Section 5 - Other Slides

• Slide 20 – References: Provide a properly formatted reference list including all PubMed sources, database entries, and online tools used throughout the project.
• Slide 21: Acknowledgements- Acknowledge any individuals who provided guidance or assistance during the completion of this project.

Marks for this assessment will be awarded in accordance with the rubric and marking guide available on the Moodle site. Your submission will be evaluated against the specified assessment criteria. The task requires a PowerPoint presentation consisting of five sections, with a maximum of 21 slides (including the title slide, references, and acknowledgements). The presentation must address genomic analysis, cloning strategy, and protein evaluation as outlined in the assessment guidelines.

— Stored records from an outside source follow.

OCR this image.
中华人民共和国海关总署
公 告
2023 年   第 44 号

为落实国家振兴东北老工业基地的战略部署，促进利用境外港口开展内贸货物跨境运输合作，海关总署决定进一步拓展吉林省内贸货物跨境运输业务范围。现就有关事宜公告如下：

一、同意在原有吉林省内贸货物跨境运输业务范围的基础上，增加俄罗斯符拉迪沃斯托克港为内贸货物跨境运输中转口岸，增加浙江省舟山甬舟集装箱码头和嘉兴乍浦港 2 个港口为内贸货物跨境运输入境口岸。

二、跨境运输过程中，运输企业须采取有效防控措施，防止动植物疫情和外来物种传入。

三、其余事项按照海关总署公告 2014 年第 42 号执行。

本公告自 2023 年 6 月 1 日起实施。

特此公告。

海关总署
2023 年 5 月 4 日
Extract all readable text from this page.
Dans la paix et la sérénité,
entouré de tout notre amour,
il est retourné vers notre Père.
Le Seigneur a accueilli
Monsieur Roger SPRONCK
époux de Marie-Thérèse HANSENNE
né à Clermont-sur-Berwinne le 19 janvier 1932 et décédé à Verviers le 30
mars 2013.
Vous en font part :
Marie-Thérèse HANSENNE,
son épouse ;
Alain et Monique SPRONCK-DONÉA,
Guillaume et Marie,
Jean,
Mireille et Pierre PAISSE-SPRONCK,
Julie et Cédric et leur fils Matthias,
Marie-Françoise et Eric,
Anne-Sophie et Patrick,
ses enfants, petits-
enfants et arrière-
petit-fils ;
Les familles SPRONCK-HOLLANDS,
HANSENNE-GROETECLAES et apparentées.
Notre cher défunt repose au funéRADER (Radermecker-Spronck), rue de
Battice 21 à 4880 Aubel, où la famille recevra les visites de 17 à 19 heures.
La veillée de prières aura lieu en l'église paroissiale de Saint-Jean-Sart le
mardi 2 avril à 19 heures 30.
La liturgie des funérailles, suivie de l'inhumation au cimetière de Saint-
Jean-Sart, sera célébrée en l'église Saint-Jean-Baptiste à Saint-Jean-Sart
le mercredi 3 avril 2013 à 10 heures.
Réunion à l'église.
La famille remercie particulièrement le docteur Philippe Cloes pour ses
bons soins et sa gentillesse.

Total: 100 marks (graded from Fail to High Distinction), allocated as follows:

• Section 1 - Biological Context (3 slides)  -  10%
• Section 2 - Gene & Bioinformatics (7 slides) -30%
• Section 3 – Cloning Design (6 slides) – 30%
• Section 4 – Protein Validation & Application (3 slides) – 15%
• Section 5 - Other Slides – 5%
• Presentation Quality (clarity, structure, delivery, slide design, timing) – 10%

For further details regarding the assessment criteria, please refer to the Assessment 2 Table of Rubrics available on the subject Moodle site.